Offsetting these cuts, the budget outline would funnel $54 billion in additional funding into defense programs, boost immigration enforcement and significantly reduce the nondefense federal work force to further the “deconstruction of the administrative state,” in the words of Mr. Trump’s chief strategist, Stephen K. Bannon.

According to the NYT, "the budget outline, to be unveiled on Thursday, is more of a broad political statement than a detailed plan for spending and taxation. It represents Mr. Trump’s first real effort to translate his bold but vague campaign themes into the minutiae of governance." The plan to be released at 7 a.m. tomorrow is a “skinny budget,” a pared-down first draft of the line-by-line appropriations request submitted by first-term administrations during their first few months. A broader budget will be released later in the spring that will include Mr. Trump’s proposals for taxation as well as the bulk of government spending — Social Security, Medicare, Medicaid and other entitlement programs.

Still, as with many of Trump's other bold proposals, major elements of the plan have already been declared dead on arrival by the Republican leadership in Congress, and much of the fiscal fine print will be filled in by Capitol Hill lawmakers and their aides over the next month.

House appropriations subcommittees began reviewing the plan late Wednesday. Among the cuts: drastic reductions in the 60-year-old State Department Food for Peace Program, which sends food to poor countries hit by war or natural disasters, and the elimination of the Department of Transportation’s Essential Air Service program, which subsidizes flights to rural airports.

 

The proposed State Department cuts, which leaked this month, have already created a backlash among some Capitol Hill Republicans. Senator Mitch McConnell of Kentucky, the majority leader, has already said Senate Republicans will not agree to deep cuts to the $50 billion budget for the State Department and United States Agency for International Development initially proposed by the Trump administration’s Office of Management and Budget.

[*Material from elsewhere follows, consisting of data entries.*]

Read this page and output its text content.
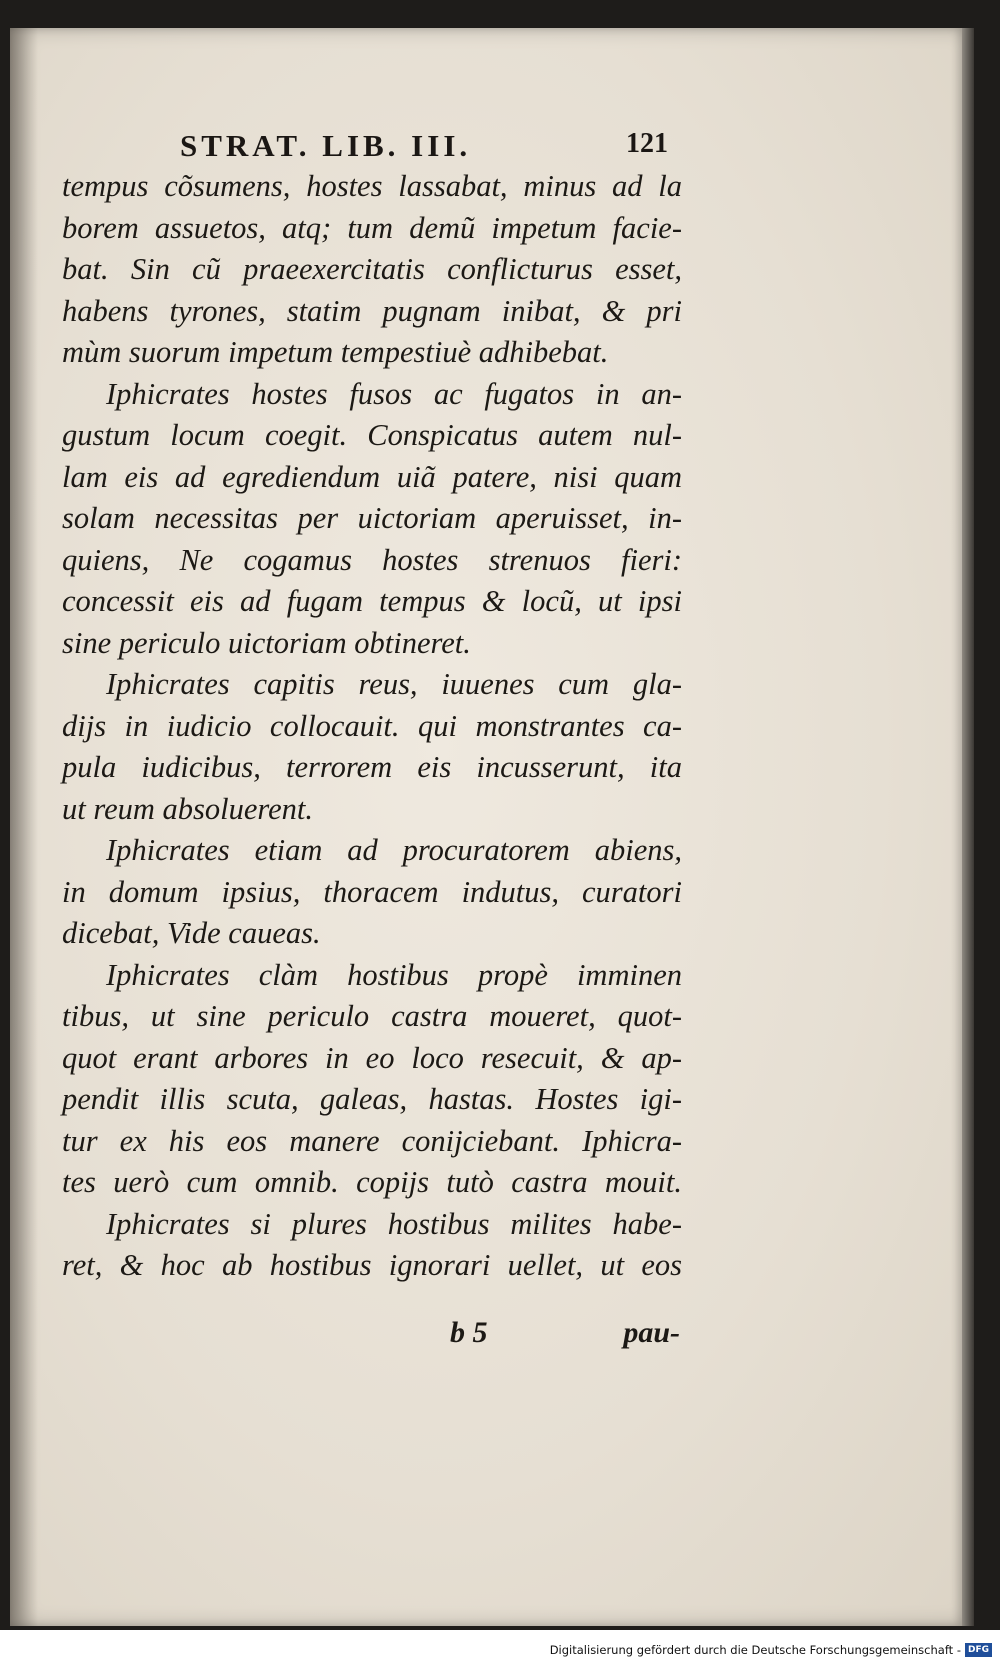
STRAT. LIB. III.	121
tempus cõsumens, hostes lassabat, minus ad la
borem assuetos, atq; tum demũ impetum facie-
bat. Sin cũ praeexercitatis conflicturus esset,
habens tyrones, statim pugnam inibat, & pri
mùm suorum impetum tempestiuè adhibebat.
Iphicrates hostes fusos ac fugatos in an-
gustum locum coegit. Conspicatus autem nul-
lam eis ad egrediendum uiã patere, nisi quam
solam necessitas per uictoriam aperuisset, in-
quiens, Ne cogamus hostes strenuos fieri:
concessit eis ad fugam tempus & locũ, ut ipsi
sine periculo uictoriam obtineret.
Iphicrates capitis reus, iuuenes cum gla-
dijs in iudicio collocauit. qui monstrantes ca-
pula iudicibus, terrorem eis incusserunt, ita
ut reum absoluerent.
Iphicrates etiam ad procuratorem abiens,
in domum ipsius, thoracem indutus, curatori
dicebat, Vide caueas.
Iphicrates clàm hostibus propè imminen
tibus, ut sine periculo castra moueret, quot-
quot erant arbores in eo loco resecuit, & ap-
pendit illis scuta, galeas, hastas. Hostes igi-
tur ex his eos manere conijciebant. Iphicra-
tes uerò cum omnib. copijs tutò castra mouit.
Iphicrates si plures hostibus milites habe-
ret, & hoc ab hostibus ignorari uellet, ut eos
b 5	pau-
Digitalisierung gefördert durch die Deutsche Forschungsgemeinschaft - DFG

This is definitely dead on arrival,” Senator Lindsey Graham, a South Carolina Republican who serves on the Senate Foreign Relations Committee, told reporters at the Capitol late last month of the proposed cuts to the diplomatic corps and foreign aid.

And since it looks improbable that Trump will get most - or even a material amount - of his proposed spending cuts, it will only make Trump's proposed tax cuts that much more problematic, unless Congressional conservatives suddenly become believes in debt-funded everything, in which case it may all boil down to Janet Yellen again, and the Fed's monetization of what suddenly appears to be a gaping budget deficit, which however at a time of rising rates and economic "animal spirits", looks very unlikely absent a dramatic deterioration in the US economy.